The five journalists and the teacher are due to appear before a criminal court in Bamako on 26 June.
The state’s harassment did not cow down Malian journalists either, as newspapers continue to publish the troublesome article. While La Nouvelle République ran the article in its today’s edition, others promised to publish it as well.
Media rights groups have been putting pressures on Bamako court to drop charges against the jailed journalists and a teacher and set them free.
They described the imprisonment as a clear manifestation of abuse of power by Mali’s Public Prosecutor.
"We call on President Amadou Toumani Touré to ensure that the prosecutor throws out this case immediately. It sullies the image of Mali, which is seen in the region as a model of democracy with respect for freedom of expression," said IFJ boss.
"These charges are baseless and appear to be an attempt to intimidate newspapers that do not support the ruling party. The government cannot jail journalists simply because it does not agree with them or doesn't like their articles."

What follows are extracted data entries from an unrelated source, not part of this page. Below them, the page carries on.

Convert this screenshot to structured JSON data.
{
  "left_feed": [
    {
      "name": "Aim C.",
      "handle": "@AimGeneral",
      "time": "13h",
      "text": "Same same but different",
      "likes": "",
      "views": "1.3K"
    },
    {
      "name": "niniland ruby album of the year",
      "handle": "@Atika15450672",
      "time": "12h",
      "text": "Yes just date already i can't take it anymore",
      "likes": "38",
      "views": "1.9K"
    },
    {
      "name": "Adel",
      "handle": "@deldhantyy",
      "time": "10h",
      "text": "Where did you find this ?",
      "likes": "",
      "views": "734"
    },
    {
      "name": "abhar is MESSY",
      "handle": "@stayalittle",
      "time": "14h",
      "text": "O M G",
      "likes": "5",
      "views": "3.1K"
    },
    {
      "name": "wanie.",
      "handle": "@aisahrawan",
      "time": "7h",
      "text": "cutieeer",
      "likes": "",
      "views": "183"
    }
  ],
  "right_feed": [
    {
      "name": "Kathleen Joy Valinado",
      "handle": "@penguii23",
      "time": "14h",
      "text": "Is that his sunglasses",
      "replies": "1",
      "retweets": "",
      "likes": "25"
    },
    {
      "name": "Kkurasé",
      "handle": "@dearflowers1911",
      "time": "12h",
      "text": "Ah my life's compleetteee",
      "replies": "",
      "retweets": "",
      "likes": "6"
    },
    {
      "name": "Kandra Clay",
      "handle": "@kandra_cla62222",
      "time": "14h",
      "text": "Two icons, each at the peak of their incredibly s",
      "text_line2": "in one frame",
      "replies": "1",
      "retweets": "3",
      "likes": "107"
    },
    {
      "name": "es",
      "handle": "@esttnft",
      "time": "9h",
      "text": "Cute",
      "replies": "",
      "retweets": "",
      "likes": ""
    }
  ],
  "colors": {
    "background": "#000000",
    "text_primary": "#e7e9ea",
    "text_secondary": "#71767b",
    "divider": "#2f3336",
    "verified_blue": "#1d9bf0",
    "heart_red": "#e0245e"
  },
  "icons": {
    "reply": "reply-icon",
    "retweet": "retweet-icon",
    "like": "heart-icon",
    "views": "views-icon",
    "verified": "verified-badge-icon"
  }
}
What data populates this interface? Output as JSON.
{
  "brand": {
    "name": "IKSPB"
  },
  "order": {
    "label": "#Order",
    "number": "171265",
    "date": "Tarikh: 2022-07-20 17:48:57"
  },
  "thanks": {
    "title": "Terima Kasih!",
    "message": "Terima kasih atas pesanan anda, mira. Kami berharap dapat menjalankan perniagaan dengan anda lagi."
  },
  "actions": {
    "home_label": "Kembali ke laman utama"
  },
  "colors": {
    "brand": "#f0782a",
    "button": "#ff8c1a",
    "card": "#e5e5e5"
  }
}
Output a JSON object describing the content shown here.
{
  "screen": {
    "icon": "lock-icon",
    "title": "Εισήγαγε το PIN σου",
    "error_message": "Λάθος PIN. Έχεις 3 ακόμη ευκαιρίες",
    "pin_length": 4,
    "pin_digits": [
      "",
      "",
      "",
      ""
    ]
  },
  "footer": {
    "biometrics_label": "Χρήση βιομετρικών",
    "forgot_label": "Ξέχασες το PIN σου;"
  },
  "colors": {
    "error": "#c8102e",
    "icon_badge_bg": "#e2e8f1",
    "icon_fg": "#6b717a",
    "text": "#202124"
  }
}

The Network of African Freedom of Expression Organisations (NAFEO) expressed disappointment over the behaviour of the Malian authorities because their country “has made tremendous progress for democratisation since popular actions overthrew the despotic regime of Moussa Traoré in 1991. Media freedom in Mali has until now been one of the progressive examples in Africa. The latest developments are on extreme concern to free expression advocates,” NAFEO said.
But the continental media network said it is worried about the wave of arrests and persecutions, which is a flagrant violation of freedom of expression and academic freedom of citizens.
NAFEO wondered why Malian authorities would use seditious and criminal legislation in a democratic context in order to silent media and free speech.
The body urged President Amadou Toumani Touré to repeal the “obsolete and archaic criminal law of "offence to the head of state”. It also urged “all human rights organisations to work to forestall the subversion of the democratic and human rights gains in Mali.”